投資信託クリニックの カン・チュンド です。
久しぶりの登場ですが、
以下、田中一郎さん(34歳)の資産配分・基本計画です。
田中さんは『毎月』残るお金の、
〇 50%を「貯蓄」に充てています。
そして、
【まとまったお金(ご資産)】のほうは
以下のような区分けを行っています。
〇 安全資産(預貯金等)を「半分」確保 ← 生活防衛資金含む。
〇 それ以外は投資に回すお金に。
ココ、もう少し詳しく記すと、
〇 手元の預貯金 800万円
〇 投資に回すお金 800万円
のイメージです。
つまり、
田中さんは月ベースの「貯蓄・投資の割合」と、
資産ベースでの「貯蓄・投資の割合」を50:50で「揃えて」いるのです。
ザ、シンプル管理。
田中さんはこう考えています。
「預貯金800万円はキープするつもりなので、
これを『安全資産』と見なせば、
運用する資産の中身(ポートフォリオ)はリスク資産のみ、それも株式ファンド100%でOKなはず!」
フム・・ぜんぜんOKです。
立派な『ひとつの考え方』です。
「手元の安全資産」50%
「ポートフォリオで運用する資産」50% なので、
「運用する資産」は株式ファンドのみで行う。
行う?
ほんとに行いますか?
んー、
ちょっと深呼吸してみましょう。
運用する資産が「株式ファンド100%」でOKなのは、株式ファンドのみという『リスク』を背負える場合であります。
SBI全世界株式インデックスファンドのみを保有。
ぜんぜん平気だった。に加え、
これはチャンスと思って買い増しをしたいくらいの気持ちになれた。
ハイ、合格の『リスク許容度』です。
言い方を換えると、
あなたが背中に背負えるリスクの大きさが、
債券50%+株式50%の「楽天・インデックス・バランス・ファンド(均等型)」程度であれば、まさに同ファンドを運用する資産として考慮するべきでしょう。
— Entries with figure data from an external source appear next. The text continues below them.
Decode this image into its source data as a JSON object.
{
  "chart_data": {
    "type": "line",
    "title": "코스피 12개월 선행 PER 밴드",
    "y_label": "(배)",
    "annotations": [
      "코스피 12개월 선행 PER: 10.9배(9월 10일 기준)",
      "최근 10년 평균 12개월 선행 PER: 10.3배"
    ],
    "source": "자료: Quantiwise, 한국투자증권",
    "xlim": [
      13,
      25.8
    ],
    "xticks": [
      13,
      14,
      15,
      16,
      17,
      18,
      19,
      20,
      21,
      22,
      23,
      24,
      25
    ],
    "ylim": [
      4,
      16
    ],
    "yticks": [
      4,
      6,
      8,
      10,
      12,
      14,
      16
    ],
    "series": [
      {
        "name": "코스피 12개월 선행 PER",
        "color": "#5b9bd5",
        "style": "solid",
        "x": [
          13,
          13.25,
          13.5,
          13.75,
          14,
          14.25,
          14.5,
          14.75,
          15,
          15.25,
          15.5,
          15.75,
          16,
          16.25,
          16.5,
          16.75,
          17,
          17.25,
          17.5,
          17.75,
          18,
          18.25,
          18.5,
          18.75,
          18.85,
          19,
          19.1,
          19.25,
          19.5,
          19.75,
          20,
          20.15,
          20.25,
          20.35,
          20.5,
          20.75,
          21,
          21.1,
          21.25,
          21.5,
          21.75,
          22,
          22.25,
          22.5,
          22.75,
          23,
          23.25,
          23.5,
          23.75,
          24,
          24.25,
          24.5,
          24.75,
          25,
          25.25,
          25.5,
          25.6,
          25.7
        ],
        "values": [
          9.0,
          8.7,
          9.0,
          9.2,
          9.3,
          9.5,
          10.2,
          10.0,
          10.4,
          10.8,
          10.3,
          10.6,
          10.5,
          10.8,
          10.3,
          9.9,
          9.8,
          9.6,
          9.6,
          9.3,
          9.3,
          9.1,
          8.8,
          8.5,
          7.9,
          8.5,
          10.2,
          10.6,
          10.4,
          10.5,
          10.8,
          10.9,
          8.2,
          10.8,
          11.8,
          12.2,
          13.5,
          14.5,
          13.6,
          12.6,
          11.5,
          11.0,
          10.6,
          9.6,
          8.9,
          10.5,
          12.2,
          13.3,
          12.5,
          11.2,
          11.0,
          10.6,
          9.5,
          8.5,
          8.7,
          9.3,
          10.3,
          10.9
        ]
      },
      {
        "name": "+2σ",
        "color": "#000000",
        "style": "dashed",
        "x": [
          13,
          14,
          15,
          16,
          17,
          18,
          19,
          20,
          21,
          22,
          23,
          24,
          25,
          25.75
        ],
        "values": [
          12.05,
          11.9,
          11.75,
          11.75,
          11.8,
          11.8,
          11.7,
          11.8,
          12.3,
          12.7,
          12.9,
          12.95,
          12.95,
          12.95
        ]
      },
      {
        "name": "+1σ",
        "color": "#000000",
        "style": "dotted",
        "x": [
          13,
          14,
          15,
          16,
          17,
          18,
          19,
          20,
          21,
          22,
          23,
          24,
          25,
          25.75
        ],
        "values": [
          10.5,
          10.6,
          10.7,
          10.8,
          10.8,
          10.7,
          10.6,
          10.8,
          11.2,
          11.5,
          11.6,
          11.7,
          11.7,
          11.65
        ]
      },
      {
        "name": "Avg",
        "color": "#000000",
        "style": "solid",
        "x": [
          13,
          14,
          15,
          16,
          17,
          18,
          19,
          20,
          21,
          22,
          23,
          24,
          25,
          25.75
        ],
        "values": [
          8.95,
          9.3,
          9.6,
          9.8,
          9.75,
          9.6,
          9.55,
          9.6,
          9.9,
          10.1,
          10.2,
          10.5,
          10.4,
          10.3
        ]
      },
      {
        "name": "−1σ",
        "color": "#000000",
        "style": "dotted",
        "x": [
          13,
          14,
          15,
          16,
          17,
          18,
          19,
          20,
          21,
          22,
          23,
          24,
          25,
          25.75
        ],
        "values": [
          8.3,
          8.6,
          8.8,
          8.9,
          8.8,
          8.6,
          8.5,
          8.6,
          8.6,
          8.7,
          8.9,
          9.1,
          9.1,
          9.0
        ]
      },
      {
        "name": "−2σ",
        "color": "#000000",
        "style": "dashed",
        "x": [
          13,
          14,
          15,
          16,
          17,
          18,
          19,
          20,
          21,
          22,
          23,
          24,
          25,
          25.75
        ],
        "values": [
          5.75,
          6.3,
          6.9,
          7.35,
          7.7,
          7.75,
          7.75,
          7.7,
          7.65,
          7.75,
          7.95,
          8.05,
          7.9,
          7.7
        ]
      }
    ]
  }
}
(ちなみに「楽天・インデックス・バランス・ファンド(均等型)」は、昨年のコロナショック時、20%程度の下落を経験しています)
ネット証券の資産管理画面上で、
あなたは運用している金融商品の「今」を確認しています。
その画面の中では、
「全世界株式ファンド」と、
「国内債券、外国債券等も含んだバランスファンド」では、
値動きの大きさが異なります。
運用資産の『毀損率』が一時的に大きくなったとき、
「嗚呼、
マイナスのパーセントが28%になっている!」
とか、
「マイナス幅が30%超えた。。220万円のマイナス!?」とか、
滅多に起こりませんが、でもそれって起こり得るわけです。
運用している資産の中での、
『マイナス金額』に、
目が「釘づけ」になってしまいがちです。
頭の中では、
「運用に回していない安全なお金が手元に5割もある。」
と分かっていても、
(暴落が起こると、)
体がスマホの前で硬直してしまい、感情リスクが発露してしまうことがあります。
その発露は、
・つみたて金額を減らしてしまう、
あるいは、
・運用している資金の一部を売却してしまう、
という悪い行いに発展してしまう可能性すらあるのです。
手元の「安全資産」にプラスして、ポートフォリオ内でも「安全資産」を持つ形は、ぜんぜん「おかしく」ありません。
それは枕を高くして眠るための、立派な「戦略」のひとつなのです。